Trick or Treat! Halloween Candy and Email Best Practices Are Sweet

Posted by Margaret Farmakis on

As an American living in the UK for almost three years, I feel I have earned the right to lament over a few things. The weather, certainly. Tube strikes, occasionally. The political and economic climate, most definitely. However, what I miss the most is candy: Halloween candy to be exact. Every year when the end of October comes around, I yearn for the sweet, sticky flavours of my youth.

And while the British seem to be jumping on the Halloween bandwagon in ever increasing numbers, I still can’t find some of the treats I love the most. So what does this have to do with email? Recently, while in a sugar-fixated frenzy, it struck me that Halloween candy can provide the perfect metaphor for the myriad of email best practices a marketer has to choose from. Indulge me if you will.

Candy Corn and Welcome Messages: Candy corn is a Halloween staple. Honestly, it should be an all-year-round staple. The triangular, stripy exterior conceals a sweet, crumbly texture that can’t be beat. It’s a Halloween classic, and if you’re giving candy to trick-or-treaters on 31st October, this needs to be in your stash. Like candy corn, welcome messages are an email marketing classic. They are a basic best practice and the first communication your email subscribers should be receiving once they’ve signed up for your program.

If you don’t send one today, then it’s time to start.
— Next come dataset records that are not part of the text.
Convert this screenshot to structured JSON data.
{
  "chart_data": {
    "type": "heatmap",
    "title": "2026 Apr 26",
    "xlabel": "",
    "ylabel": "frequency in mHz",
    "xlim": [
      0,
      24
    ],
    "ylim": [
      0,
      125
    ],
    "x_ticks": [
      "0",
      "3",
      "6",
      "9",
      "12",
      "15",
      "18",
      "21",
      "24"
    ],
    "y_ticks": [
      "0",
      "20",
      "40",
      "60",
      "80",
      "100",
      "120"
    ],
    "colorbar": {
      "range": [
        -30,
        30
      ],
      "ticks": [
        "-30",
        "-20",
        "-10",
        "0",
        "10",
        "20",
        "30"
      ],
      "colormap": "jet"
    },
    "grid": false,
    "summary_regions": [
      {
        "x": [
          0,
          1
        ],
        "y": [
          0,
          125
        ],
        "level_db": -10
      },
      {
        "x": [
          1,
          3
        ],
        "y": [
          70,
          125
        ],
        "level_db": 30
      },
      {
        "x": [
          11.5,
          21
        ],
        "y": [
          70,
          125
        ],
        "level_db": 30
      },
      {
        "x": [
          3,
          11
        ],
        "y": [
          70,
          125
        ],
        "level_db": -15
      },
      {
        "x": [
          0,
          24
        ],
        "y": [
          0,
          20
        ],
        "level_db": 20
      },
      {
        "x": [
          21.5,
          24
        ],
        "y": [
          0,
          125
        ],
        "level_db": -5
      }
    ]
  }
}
Emarketer’s analysis of a recent Experian study showed that sending out a welcome message not only generated more opens and clicks, but sending out a real-time welcome message generated over five times more revenue. Even better, sending out a real-time welcome message with a promotional offer generated almost nine times more revenue. This is one sweet treat that every email marketer needs to send to their subscribers.

Hershey’s Miniatures & Segmentation: You can’t go wrong with chocolate and this mixed bag of goodness has something everyone likes. If you don’t want milk chocolate, you’ve got the Krackel, the dark chocolate bar and, of course, Mr. Goodbar with peanuts. They key here is variety and respecting the golden rule of “to each their own.” I can’t think of a better metaphor for email segmentation. Email marketers who use segmentation are creating relevancy within their programs, one of the primary drivers of response rates. If the email is interesting and relevant to the subscriber, they are more likely to open, click and make a purchase. Don’t send the same email to everyone on the file. Use the data you have to create segments based on demographics, location, website activity, purchase behaviour and the subscriber’s unique position in the email lifecycle. Give your subscribers what they want: a variety of options and choices based on what’s most relevant (and delicious) to them.

Reese’s Peanut Butter Cups & Integration: Their strap-line is “two great tastes that taste great together” and the combination of chocolate and peanut butter doesn’t disappoint. Plus, the black, orange and yellow packaging is perfect for Halloween. From an email marketing perspective, it’s hard to think of a better combination than email and social media. These two channels were made for each other, and integrating email and social initiatives can provide sweet ROI (in the form of increased reach, revenue, organic list growth and new brand ambassadors) for many marketers.

Tootsie Rolls and Frequency: Does anyone remember these? I’m not sure if they’re even still around. Their chocolaty chewiness was a cross between taffy, caramel and fudge and definitely an acquired taste. Once you started in on one, you were committed to finishing it. Even if they weren’t aesthetically pleasing (the long brown tube kind of looked like, well…you know), it was hard not to feel satisfied when you were finished. Tootsie Rolls make me think of a more advanced best practice that doesn’t necessarily work for every marketer: allowing subscribers to select (and pause) the frequency of the messages they’re receiving.

This one is particularly well suited for publishers and any marketer sending almost daily messages. I’ve seen a number of marketers allowing subscribers to pause their subscriptions for a self-selected timeframe to coincide with a holiday, for example, when the subscriber will be away from their inbox. Other marketers are allowing subscribers to receive a weekly digest summarising the best articles of the week, rather than receiving daily updates. An increasing number of marketers are allowing subscribers to “opt-down” in frequency from daily to weekly, or weekly to monthly. This is often featured as an option during the unsubscribe process and can be successful in keeping someone on the file who would have otherwise left. Regardless of the method, letting subscribers choose their preferred frequency (and recognising that those preferences will change) creates a satisfying experience for both the subscriber and the marketer.

With Halloween fast approaching (and the Christmas season not far behind it) consider implementing a handful of these best practice treats. Once you start, you’re sure to find that one is never enough.